Eczema, also known as dermatitis, is a common skin condition characterized by inflammation, swelling, or irritation of the skin. Eczema affects as many as 35 million Americans. Eczema is not dangerous, but it can cause significant discomfort if the skin itches. When that happens, the condition may worsen if the eczema is scratched.
Atopic dermatitis, or atopic eczema, is the most common form of eczema and is often found in babies and children.

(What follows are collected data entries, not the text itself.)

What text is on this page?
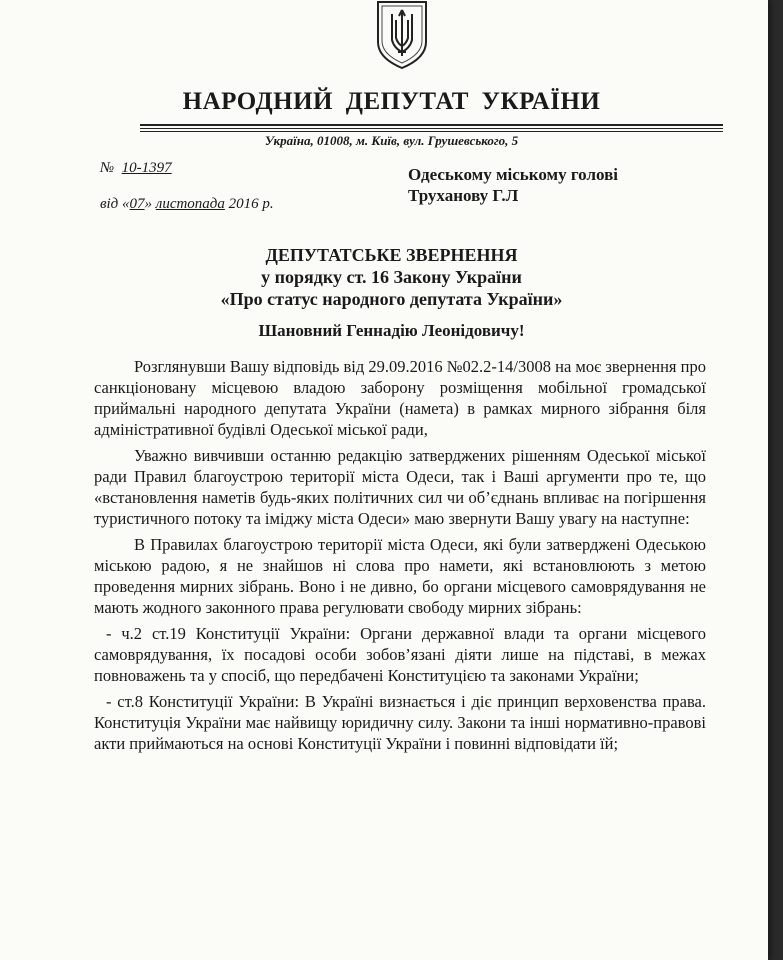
НАРОДНИЙ ДЕПУТАТ УКРАЇНИ
Україна, 01008, м. Київ, вул. Грушевського, 5
№ 10-1397
від «07» листопада 2016 р.
Одеському міському голові
Труханову Г.Л
ДЕПУТАТСЬКЕ ЗВЕРНЕННЯ
у порядку ст. 16 Закону України
«Про статус народного депутата України»
Шановний Геннадію Леонідовичу!

Розглянувши Вашу відповідь від 29.09.2016 №02.2-14/3008 на моє звернення про санкціоновану місцевою владою заборону розміщення мобільної громадської приймальні народного депутата України (намета) в рамках мирного зібрання біля адміністративної будівлі Одеської міської ради,

Уважно вивчивши останню редакцію затверджених рішенням Одеської міської ради Правил благоустрою території міста Одеси, так і Ваші аргументи про те, що «встановлення наметів будь-яких політичних сил чи об’єднань впливає на погіршення туристичного потоку та іміджу міста Одеси» маю звернути Вашу увагу на наступне:

В Правилах благоустрою території міста Одеси, які були затверджені Одеською міською радою, я не знайшов ні слова про намети, які встановлюють з метою проведення мирних зібрань. Воно і не дивно, бо органи місцевого самоврядування не мають жодного законного права регулювати свободу мирних зібрань:

- ч.2 ст.19 Конституції України: Органи державної влади та органи місцевого самоврядування, їх посадові особи зобов’язані діяти лише на підставі, в межах повноважень та у спосіб, що передбачені Конституцією та законами України;

- ст.8 Конституції України: В Україні визнається і діє принцип верховенства права. Конституція України має найвищу юридичну силу. Закони та інші нормативно-правові акти приймаються на основі Конституції України і повинні відповідати їй;
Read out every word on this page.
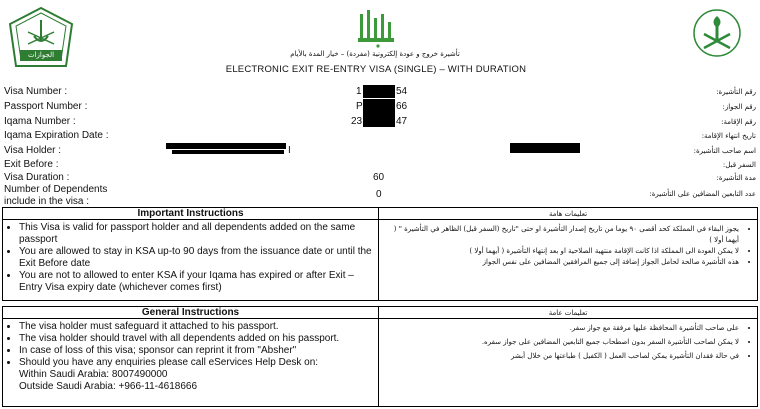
الجوازات	تأشيرة خروج و عودة إلكترونية (مفردة) – خيار المدة بالأيام
ELECTRONIC EXIT RE-ENTRY VISA (SINGLE) – WITH DURATION
Visa Number :	1	54	رقم التأشيرة:
Passport Number :	P	66	رقم الجواز:
Iqama Number :	23	47	رقم الإقامة:
Iqama Expiration Date :	تاريخ انتهاء الإقامة:
Visa Holder :	I	اسم صاحب التأشيرة:
Exit Before :	السفر قبل:
Visa Duration :	60	مدة التأشيرة:
Number of Dependents include in the visa :
0	عدد التابعين المضافين على التأشيرة:
Important Instructions	تعليمات هامة
• This Visa is valid for passport holder and all dependents added on the same passport
• You are allowed to stay in KSA up-to 90 days from the issuance date or until the Exit Before date
• You are not to allowed to enter KSA if your Iqama has expired or after Exit –Entry Visa expiry date (whichever comes first)
• يجوز البقاء في المملكة كحد أقصى ٩٠ يوما من تاريخ إصدار التأشيرة او حتى "تاريخ (السفر قبل) الظاهر في التأشيرة " ( أيهما أولا )
• لا يمكن العودة الى المملكة اذا كانت الإقامة منتهية الصلاحية او بعد إنتهاء التأشيرة ( أيهما أولا )
• هذه التأشيرة صالحة لحامل الجواز إضافة إلى جميع المرافقين المضافين على نفس الجواز
General Instructions	تعليمات عامة
• The visa holder must safeguard it attached to his passport.
• The visa holder should travel with all dependents added on his passport.
• In case of loss of this visa; sponsor can reprint it from "Absher"
• Should you have any enquiries please call eServices Help Desk on:
Within Saudi Arabia: 8007490000
Outside Saudi Arabia: +966-11-4618666
• على صاحب التأشيرة المحافظة عليها مرفقة مع جواز سفر.
• لا يمكن لصاحب التأشيرة السفر بدون اصطحاب جميع التابعين المضافين على جواز سفره.
• في حالة فقدان التأشيرة يمكن لصاحب العمل ( الكفيل ) طباعتها من خلال أبشر
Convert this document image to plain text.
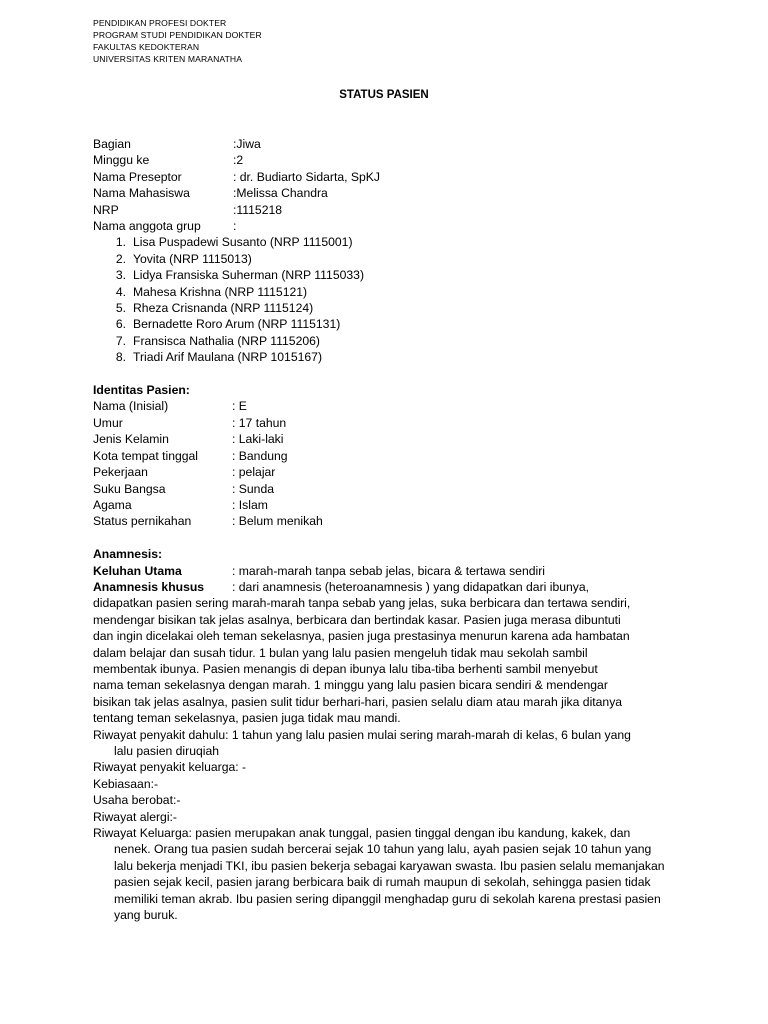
PENDIDIKAN PROFESI DOKTER
PROGRAM STUDI PENDIDIKAN DOKTER
FAKULTAS KEDOKTERAN
UNIVERSITAS KRITEN MARANATHA
STATUS PASIEN
Bagian	:Jiwa
Minggu ke	:2
Nama Preseptor	: dr. Budiarto Sidarta, SpKJ
Nama Mahasiswa	:Melissa Chandra
NRP	:1115218
Nama anggota grup	:
1. Lisa Puspadewi Susanto (NRP 1115001)
2. Yovita (NRP 1115013)
3. Lidya Fransiska Suherman (NRP 1115033)
4. Mahesa Krishna (NRP 1115121)
5. Rheza Crisnanda (NRP 1115124)
6. Bernadette Roro Arum (NRP 1115131)
7. Fransisca Nathalia (NRP 1115206)
8. Triadi Arif Maulana (NRP 1015167)
Identitas Pasien:
Nama (Inisial)	: E
Umur	: 17 tahun
Jenis Kelamin	: Laki-laki
Kota tempat tinggal	: Bandung
Pekerjaan	: pelajar
Suku Bangsa	: Sunda
Agama	: Islam
Status pernikahan	: Belum menikah
Anamnesis:
Keluhan Utama	: marah-marah tanpa sebab jelas, bicara & tertawa sendiri
Anamnesis khusus	: dari anamnesis (heteroanamnesis ) yang didapatkan dari ibunya,
didapatkan pasien sering marah-marah tanpa sebab yang jelas, suka berbicara dan tertawa sendiri,
mendengar bisikan tak jelas asalnya, berbicara dan bertindak kasar. Pasien juga merasa dibuntuti
dan ingin dicelakai oleh teman sekelasnya, pasien juga prestasinya menurun karena ada hambatan
dalam belajar dan susah tidur. 1 bulan yang lalu pasien mengeluh tidak mau sekolah sambil
membentak ibunya. Pasien menangis di depan ibunya lalu tiba-tiba berhenti sambil menyebut
nama teman sekelasnya dengan marah. 1 minggu yang lalu pasien bicara sendiri & mendengar
bisikan tak jelas asalnya, pasien sulit tidur berhari-hari, pasien selalu diam atau marah jika ditanya
tentang teman sekelasnya, pasien juga tidak mau mandi.
Riwayat penyakit dahulu: 1 tahun yang lalu pasien mulai sering marah-marah di kelas, 6 bulan yang
lalu pasien diruqiah
Riwayat penyakit keluarga: -
Kebiasaan:-
Usaha berobat:-
Riwayat alergi:-
Riwayat Keluarga: pasien merupakan anak tunggal, pasien tinggal dengan ibu kandung, kakek, dan
nenek. Orang tua pasien sudah bercerai sejak 10 tahun yang lalu, ayah pasien sejak 10 tahun yang
lalu bekerja menjadi TKI, ibu pasien bekerja sebagai karyawan swasta. Ibu pasien selalu memanjakan
pasien sejak kecil, pasien jarang berbicara baik di rumah maupun di sekolah, sehingga pasien tidak
memiliki teman akrab. Ibu pasien sering dipanggil menghadap guru di sekolah karena prestasi pasien
yang buruk.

According to the American Academy of Dermatology, up to 20 percent of children and one to three percent of adults will develop atopic eczema. Eczema is an equal opportunity condition that does not favor males or females. Although atopic eczema is most common in babies and children, it can also appear during puberty or throughout adulthood. Most infants who develop eczema are likely to outgrow it by their 10th birthday, though some eczema sufferers have lifelong symptoms.
A family history of eczema can also play a part in determining whether the condition will develop. Children with asthma or hay fever, or adults who develop asthma or hay fever before age 30 also seem to be more susceptible to eczema. Many adults experience eczema symptoms in times of stress. And while stress can trigger eczema, eczema can also trigger stress, which occurs when the affected skin is visible, leading to social stigma over the appearance of the condition.
The onset of eczema is often characterized by itchiness in the area of the skin that will be visibly affected. Eczema is not contagious and may develop in any other area of the skin as well. When eczema occurs it is characterized by dry, scaly, flaky, or thickened skin that is reddish and may turn brown. Conversely, those people with darker skin may see the affected area become lighter in color. Eczema can be cyclical with intermittent flare-ups. Infants most often suffer from eczema on the face and scalp, although like adults, it may appear anywhere.
Though there is no cure for eczema, its effects can be controlled through diligent care. Knight Dermatology Institute will work with you to determine a treatment plan that works best for you. Treatments can include topical steroids, non-steroid drugs, and phototherapy.